Por Nivana Silva
Créditos da imagem: Escape into reality (What does a painting think?)” – Michal Trpák, 2007
Na reflexão sobre o “design de si”, desdobrada aqui no blog por Luciene Azevedo, chama atenção o tratamento do que Boris Groys considerou como “produção de um efeito de visibilidade”, vinculado à maneira como muitos artistas do contemporâneo constroem o seu “eu público”, a sua “autopoética”. Esse movimento – também atinente à “possibilidade de o artista transformar-se em obra”, como argumentado no post – parece apontar para outras formas de pensarmos a autoria, questão que não deixa de estar relacionada ao modus operandi de muitas expressões literárias da contemporaneidade.

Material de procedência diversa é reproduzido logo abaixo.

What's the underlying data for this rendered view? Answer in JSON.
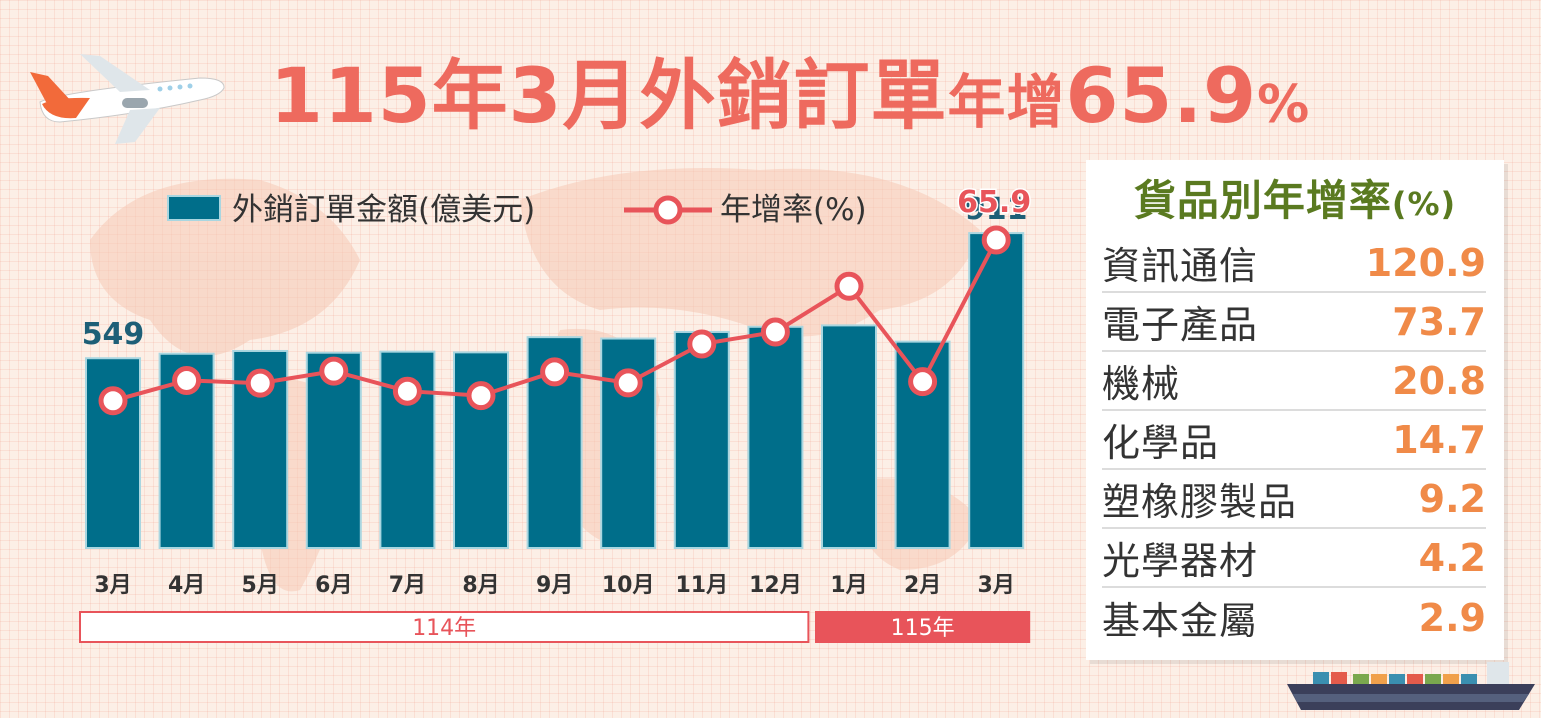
{
  "title": {
    "period": "115年3月",
    "subject": "外銷訂單",
    "growth_label": "年增",
    "growth_value": "65.9",
    "pct_sign": "%"
  },
  "colors": {
    "bar": "#006e8a",
    "bar_border": "#a9d6e0",
    "line": "#e8545a",
    "title": "#ee6a5e",
    "value_orange": "#f08a48",
    "panel_title": "#5a7a20"
  },
  "chart_data": {
    "type": "bar",
    "categories": [
      "3月",
      "4月",
      "5月",
      "6月",
      "7月",
      "8月",
      "9月",
      "10月",
      "11月",
      "12月",
      "1月",
      "2月",
      "3月"
    ],
    "series": [
      {
        "name": "外銷訂單金額(億美元)",
        "type": "bar",
        "values": [
          549,
          562,
          570,
          565,
          568,
          566,
          610,
          606,
          625,
          640,
          644,
          597,
          911
        ]
      },
      {
        "name": "年增率(%)",
        "type": "line",
        "values": [
          0.2,
          8.5,
          7.4,
          12.3,
          4.1,
          2.3,
          12.0,
          7.5,
          23.4,
          28.3,
          47.0,
          8.0,
          65.9
        ]
      }
    ],
    "data_labels": [
      {
        "series": 0,
        "index": 0,
        "text": "549"
      },
      {
        "series": 0,
        "index": 12,
        "text": "911"
      },
      {
        "series": 1,
        "index": 12,
        "text": "65.9"
      }
    ],
    "year_groups": [
      {
        "label": "114年",
        "start": 0,
        "end": 9
      },
      {
        "label": "115年",
        "start": 10,
        "end": 12
      }
    ],
    "bar_ylim": [
      0,
      920
    ],
    "line_ylim": [
      -60,
      70
    ]
  },
  "breakdown": {
    "title": "貨品別年增率",
    "unit": "(%)",
    "items": [
      {
        "name": "資訊通信",
        "value": "120.9"
      },
      {
        "name": "電子產品",
        "value": "73.7"
      },
      {
        "name": "機械",
        "value": "20.8"
      },
      {
        "name": "化學品",
        "value": "14.7"
      },
      {
        "name": "塑橡膠製品",
        "value": "9.2"
      },
      {
        "name": "光學器材",
        "value": "4.2"
      },
      {
        "name": "基本金屬",
        "value": "2.9"
      }
    ]
  }
}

As mudanças quanto à noção de autor no decorrer da história dizem respeito, dentre outras coisas, às modificações do que se entende por literatura. Sobre esse aspecto, há um interesse hoje na discussão sobre o deslocamento da arte em direção a outros campos e a novas configurações, o que, no caso do literário, conecta-se à ideia de pós-autonomia da qual Josefina Ludmer lança mão, sinalizando a fratura nas delimitações modernas entre ficção e realidade, autor e narrador, arte e não arte.
Trata-se, então, de um cenário que, além de não ter as fronteiras tão definidas como eram antes, relativiza a demanda da autonomia estética, tão cara à modernidade, colocando em evidência o produtor da obra, figura que, no contemporâneo, segundo Groys, está pronto para se envolver com a mídia e manter uma comunicação pública, como um modo de se engajar na “vida real” e de seduzir uma audiência maior. Vemos, assim, um sujeito autoral que se dispõe a atuar não só no texto – quando, por exemplo, cria personagens homônimos, ou registra a experiência do vivido, complicando a separação entre realidade e ficção – mas também na construção de um eu público, que transita fora do material textual e influencia as interpretações e especulações críticas em torno do seu nome de autor e de sua obra.

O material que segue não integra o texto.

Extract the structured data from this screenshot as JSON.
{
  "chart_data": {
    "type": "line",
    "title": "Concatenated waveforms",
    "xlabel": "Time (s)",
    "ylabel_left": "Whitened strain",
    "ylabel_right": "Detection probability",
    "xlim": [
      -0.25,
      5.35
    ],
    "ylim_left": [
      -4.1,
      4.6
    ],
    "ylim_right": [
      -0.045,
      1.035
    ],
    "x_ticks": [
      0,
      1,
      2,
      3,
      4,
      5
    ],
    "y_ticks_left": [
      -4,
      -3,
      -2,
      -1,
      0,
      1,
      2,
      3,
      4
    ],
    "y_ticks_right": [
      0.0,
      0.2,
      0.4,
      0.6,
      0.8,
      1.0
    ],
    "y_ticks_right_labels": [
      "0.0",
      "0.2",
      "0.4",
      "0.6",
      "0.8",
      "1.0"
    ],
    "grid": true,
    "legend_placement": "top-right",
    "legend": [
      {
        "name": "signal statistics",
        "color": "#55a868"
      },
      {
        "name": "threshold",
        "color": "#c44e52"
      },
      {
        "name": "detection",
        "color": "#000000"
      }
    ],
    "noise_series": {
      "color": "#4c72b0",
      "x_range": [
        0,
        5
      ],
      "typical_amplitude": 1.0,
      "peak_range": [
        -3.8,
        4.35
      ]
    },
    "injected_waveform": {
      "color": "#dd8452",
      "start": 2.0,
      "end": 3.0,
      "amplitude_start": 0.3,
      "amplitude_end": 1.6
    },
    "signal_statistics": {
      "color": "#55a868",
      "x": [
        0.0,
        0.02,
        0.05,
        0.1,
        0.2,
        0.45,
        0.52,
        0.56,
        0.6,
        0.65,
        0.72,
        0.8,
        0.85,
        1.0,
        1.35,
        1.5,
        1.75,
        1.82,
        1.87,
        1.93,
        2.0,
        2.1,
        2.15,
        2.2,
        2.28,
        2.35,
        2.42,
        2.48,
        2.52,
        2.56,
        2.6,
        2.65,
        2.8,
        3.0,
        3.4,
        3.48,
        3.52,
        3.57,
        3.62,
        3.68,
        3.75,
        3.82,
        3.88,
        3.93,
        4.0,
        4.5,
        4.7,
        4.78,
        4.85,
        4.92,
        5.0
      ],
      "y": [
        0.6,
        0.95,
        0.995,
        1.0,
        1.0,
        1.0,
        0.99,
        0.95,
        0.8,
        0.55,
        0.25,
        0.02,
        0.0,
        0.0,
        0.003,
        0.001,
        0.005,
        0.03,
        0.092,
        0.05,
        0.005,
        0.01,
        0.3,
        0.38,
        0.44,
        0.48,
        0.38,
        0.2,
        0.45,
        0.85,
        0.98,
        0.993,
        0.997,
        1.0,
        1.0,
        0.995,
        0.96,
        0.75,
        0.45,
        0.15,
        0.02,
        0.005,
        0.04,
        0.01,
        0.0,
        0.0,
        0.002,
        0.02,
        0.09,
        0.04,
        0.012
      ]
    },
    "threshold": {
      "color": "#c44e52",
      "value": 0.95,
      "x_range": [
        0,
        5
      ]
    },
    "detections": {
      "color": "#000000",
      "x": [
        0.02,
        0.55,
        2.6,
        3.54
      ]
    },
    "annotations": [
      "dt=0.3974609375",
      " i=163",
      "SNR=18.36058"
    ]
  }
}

Estou sugerindo com isso que outros protocolos de leitura, diferentes dos da modernidade, são acionados diante do que pode ser chamado de “obras autopoéticas”. Atribuir-lhes sentido exige do leitor um exercício que extravasa os contornos da verossimilhança e da suspensão da descrença – o aceitar o trabalho da ficção como internamente verdadeiro – porquanto essas obras jogam com elementos que se encontram exteriores ao universo artístico/literário e que estão amalgamados à instância autoral. Em outras palavras, o pacto de leitura demanda uma negociação que extrapola os limites do texto, pois só ele não parece ser suficiente para o entendimento de um trabalho “autopoético”.

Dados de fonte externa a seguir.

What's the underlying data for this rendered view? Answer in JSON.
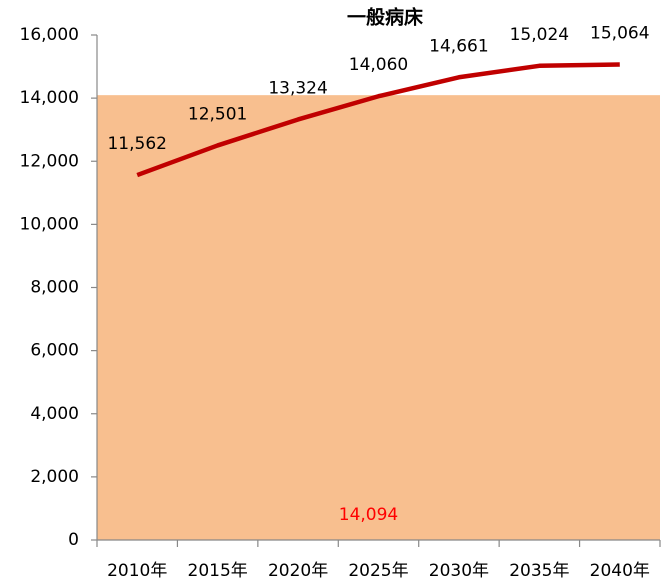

Logo, a análise da arte contemporânea com foco no produtor e não no consumidor, conforme sugerido pelo filósofo alemão e comentado por Azevedo, me faz pensar que esses protocolos de leitura e o papel do público podem ser determinantes para a construção do nome de autor. Longe de parecer contraditório (já que o foco é no produtor) e de direcionar os holofotes para o espectador, o que quero afirmar é que as interpretações e especulações críticas sobre a obra são impactadas, sobremaneira, pela produção de imagens, pelas tomadas de decisões, pela performance, em suma, pelo modo como uma “autopoética” autoral, se podemos falar assim, é forjada.
Colocando em xeque a autonomia do fazer literário e as categorias, até então sólidas, da literatura e de seus entornos, o autor da cena atual também contribui para diluir uma suposta identidade estável por trás de seu nome, apesar de estar mais presente e ativo do que nunca.